Starszy – ks. Edward miał wyjątkową pobożność do świętych. Może zostało mu to z rodzinnych Naczęsławic, gdzie kwitł kult św. Stanisława? Tak czy inaczej berlińska parafia św. Jadwigi – patronki Śląska – bardzo mu się podobała i nie czynił starań o przeniesienie na inną parafię. Jednak młodszy – ks. Ludwik – z nieznanych nam powodów próbował przenieść się z Gliwic do wielkiej parafii Matki Boskiej Bolesnej w Rybniku. I ponoć była mu ona obiecana, ale dopiero po śmierci starego rybnickiego farorza. W końcu przyszedł przełom roku 1860/1861, kiedy zmarł rybnicki proboszcz, ks. Franciszek Ksawery Ruske.

Wtedy ks. Ludwik z niecierpliwością oczekiwał w Gliwicach dekretu uprawniającego do objęcia parafii rybnickiej. Jednak ktoś w kurii czy w jakimś innym urzędzie pomylił imiona i adresy – i wtedy dekret o przyznaniu Rybnika poszedł na początku 1861 roku do ks. Edwarda Bolika do Berlina. Ludwik zaś na otarcie łez dostał w 1865 roku parafię w Gierałtowicach sięgającą od Knurowa do Chudowa. Ale Gierałtowice to nie Rybnik!

Jednak poplotkujmy i my.
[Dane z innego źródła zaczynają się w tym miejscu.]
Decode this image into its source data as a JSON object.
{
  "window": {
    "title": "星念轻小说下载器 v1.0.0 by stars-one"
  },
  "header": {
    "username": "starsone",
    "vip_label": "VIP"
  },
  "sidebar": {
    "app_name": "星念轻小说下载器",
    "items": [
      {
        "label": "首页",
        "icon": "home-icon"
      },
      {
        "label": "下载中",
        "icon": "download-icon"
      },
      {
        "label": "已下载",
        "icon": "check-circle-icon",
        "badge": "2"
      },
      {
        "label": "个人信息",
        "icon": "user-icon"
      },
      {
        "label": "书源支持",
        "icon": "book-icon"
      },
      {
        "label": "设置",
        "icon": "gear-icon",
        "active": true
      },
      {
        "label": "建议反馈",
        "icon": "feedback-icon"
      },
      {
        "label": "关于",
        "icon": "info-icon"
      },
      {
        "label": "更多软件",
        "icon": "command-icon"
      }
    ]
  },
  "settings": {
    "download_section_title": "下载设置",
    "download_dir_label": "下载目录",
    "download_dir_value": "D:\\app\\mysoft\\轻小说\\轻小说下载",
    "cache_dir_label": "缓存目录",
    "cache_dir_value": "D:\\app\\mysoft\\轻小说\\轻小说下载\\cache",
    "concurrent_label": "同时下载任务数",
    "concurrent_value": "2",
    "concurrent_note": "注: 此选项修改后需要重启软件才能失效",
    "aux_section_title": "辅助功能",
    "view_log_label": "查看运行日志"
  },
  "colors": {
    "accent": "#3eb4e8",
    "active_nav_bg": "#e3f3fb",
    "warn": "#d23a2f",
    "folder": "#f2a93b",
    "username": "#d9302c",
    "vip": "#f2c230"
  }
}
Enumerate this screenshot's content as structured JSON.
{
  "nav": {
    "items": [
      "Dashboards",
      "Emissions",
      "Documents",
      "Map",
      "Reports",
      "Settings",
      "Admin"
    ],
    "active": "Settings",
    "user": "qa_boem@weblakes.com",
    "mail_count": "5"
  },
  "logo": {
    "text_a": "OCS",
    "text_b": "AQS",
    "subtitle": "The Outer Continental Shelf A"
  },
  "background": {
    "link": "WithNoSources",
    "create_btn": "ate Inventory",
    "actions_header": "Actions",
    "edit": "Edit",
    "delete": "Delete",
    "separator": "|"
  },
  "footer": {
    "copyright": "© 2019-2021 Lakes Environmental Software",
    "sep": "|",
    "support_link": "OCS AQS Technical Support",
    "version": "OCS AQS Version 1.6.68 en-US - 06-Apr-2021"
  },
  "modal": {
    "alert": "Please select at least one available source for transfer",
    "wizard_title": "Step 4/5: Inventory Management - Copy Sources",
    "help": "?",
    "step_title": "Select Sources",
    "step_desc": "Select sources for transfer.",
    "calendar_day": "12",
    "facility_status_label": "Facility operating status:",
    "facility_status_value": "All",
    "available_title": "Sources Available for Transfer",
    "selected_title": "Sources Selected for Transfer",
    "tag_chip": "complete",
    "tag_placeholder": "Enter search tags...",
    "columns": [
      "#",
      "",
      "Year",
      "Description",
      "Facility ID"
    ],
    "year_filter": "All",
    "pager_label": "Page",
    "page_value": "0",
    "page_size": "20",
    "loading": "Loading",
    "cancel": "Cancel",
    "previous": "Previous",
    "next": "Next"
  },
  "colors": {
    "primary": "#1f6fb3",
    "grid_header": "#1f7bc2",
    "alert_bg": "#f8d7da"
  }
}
Odrzućmy wersję pomyłki i przyjmijmy inną hipotezę. Otóż niemieckie koła rządowe i kościelne denerwowały się zbyt polskimi i ludowymi tradycjami ziemi rybnickiej. Sądzono może, że Bolik z Berlina tchnie bardziej niemiecką kulturą? W rzeczywistości było odwrotnie, bo upodobanie ks. Edwarda do kultu świętych krzepiło ludowy rybnicki kult do św. Antoniczka.